Il Likud senza populismo
È stato uno dei principali esponenti del Likud, ma lontano dalle derive demagogiche. Per Arens il nazionalismo israeliano non era emotivo o messianico: era statuale, razionale, legato alla difesa delle istituzioni e della sovranità. Non amava gli slogan e diffidava delle semplificazioni.
Difesa e sicurezza
Arens è stato più volte ministro della Difesa. In quel ruolo ha sostenuto il rafforzamento tecnologico dell’esercito e dell’industria militare israeliana, puntando su autonomia strategica e capacità di deterrenza. La sicurezza, per lui, non era ideologia ma competenza.
Il rapporto con Netanyahu
È stato mentore politico di Benjamin Netanyahu, che scelse come ambasciatore all’ONU quando era relativamente sconosciuto. Negli anni successivi, però, Arens non esitò a criticarne lo stile e alcune scelte politiche, segnando una distanza netta tra autorità morale e potere personale.
Una destra liberale
Moshe Arens rappresentava una destra liberale nel senso classico: Stato forte, esercito forte, ma rispetto delle istituzioni, della stampa, della Corte Suprema. Era contrario a indebolire i contrappesi democratici e guardava con sospetto alle derive identitarie e religiose.
La questione palestinese
Non era un uomo della pace a ogni costo, ma nemmeno un ideologo dell’annessione.
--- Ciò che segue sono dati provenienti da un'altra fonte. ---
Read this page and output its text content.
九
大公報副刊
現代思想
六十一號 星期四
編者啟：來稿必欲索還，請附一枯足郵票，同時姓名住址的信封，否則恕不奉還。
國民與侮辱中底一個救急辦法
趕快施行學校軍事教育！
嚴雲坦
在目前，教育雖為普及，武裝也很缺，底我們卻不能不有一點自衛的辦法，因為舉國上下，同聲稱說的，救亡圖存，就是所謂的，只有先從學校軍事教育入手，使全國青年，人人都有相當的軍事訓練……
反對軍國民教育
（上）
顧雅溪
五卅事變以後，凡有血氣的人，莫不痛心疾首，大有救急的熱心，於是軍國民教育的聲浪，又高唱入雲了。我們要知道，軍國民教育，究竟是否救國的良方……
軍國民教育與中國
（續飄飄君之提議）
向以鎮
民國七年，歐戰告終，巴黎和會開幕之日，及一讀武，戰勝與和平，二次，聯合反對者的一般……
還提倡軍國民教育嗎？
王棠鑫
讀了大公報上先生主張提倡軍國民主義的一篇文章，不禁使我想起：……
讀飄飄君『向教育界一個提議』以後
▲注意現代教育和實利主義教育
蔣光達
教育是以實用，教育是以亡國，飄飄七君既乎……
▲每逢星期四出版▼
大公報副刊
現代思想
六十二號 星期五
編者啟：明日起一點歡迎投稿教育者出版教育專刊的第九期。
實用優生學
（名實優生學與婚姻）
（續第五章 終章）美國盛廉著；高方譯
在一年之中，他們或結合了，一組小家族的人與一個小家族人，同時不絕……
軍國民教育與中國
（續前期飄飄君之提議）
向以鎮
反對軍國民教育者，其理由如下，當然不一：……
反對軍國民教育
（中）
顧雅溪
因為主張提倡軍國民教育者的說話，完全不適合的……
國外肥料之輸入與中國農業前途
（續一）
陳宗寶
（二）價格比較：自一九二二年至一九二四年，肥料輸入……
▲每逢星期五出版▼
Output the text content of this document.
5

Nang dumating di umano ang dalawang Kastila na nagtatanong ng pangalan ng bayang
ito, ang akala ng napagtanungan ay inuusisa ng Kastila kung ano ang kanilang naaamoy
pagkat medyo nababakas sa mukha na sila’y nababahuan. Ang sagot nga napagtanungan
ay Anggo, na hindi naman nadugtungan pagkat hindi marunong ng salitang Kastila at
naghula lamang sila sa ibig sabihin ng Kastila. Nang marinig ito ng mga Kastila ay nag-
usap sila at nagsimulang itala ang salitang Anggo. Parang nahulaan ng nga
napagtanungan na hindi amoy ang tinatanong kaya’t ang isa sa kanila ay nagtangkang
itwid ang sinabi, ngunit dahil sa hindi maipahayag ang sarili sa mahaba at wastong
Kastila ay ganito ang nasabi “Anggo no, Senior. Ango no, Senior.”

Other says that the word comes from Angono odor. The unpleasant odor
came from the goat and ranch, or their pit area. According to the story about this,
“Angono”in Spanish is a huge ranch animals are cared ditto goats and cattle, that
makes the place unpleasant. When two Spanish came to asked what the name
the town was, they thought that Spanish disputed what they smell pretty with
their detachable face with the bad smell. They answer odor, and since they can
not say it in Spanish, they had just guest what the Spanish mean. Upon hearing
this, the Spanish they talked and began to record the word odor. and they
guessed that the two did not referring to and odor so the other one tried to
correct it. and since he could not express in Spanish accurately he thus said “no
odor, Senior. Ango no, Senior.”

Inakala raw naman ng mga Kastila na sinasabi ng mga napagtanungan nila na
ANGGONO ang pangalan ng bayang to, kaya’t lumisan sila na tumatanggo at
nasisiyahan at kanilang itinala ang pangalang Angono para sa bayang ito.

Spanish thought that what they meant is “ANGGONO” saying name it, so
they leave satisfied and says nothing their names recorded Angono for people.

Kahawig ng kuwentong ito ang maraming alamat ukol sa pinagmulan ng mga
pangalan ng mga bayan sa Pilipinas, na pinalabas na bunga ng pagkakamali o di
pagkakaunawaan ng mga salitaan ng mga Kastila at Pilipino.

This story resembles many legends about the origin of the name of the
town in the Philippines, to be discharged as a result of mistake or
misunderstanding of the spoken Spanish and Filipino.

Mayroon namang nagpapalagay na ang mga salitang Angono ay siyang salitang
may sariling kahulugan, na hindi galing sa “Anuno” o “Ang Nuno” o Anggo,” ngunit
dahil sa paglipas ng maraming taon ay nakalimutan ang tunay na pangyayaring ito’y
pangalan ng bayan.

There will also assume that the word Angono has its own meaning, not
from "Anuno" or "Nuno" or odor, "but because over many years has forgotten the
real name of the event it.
Considerava il conflitto una questione tragica e complessa, da gestire con realismo e senza illusioni, evitando sia il messianismo territoriale sia l’ingegneria diplomatica scollegata dalla sicurezza.
Perché conta
Moshe Arens è stato l’esempio di una leadership sobria, competente, non tribale. Una figura che dimostra che, nella storia di Israele, la destra non è sempre coincisa con l’urlo, la forzatura o la retorica identitaria.
Capire Arens significa ricordare che un’altra destra israeliana è esistita
Ed è forse proprio per questo che oggi manca così tanto.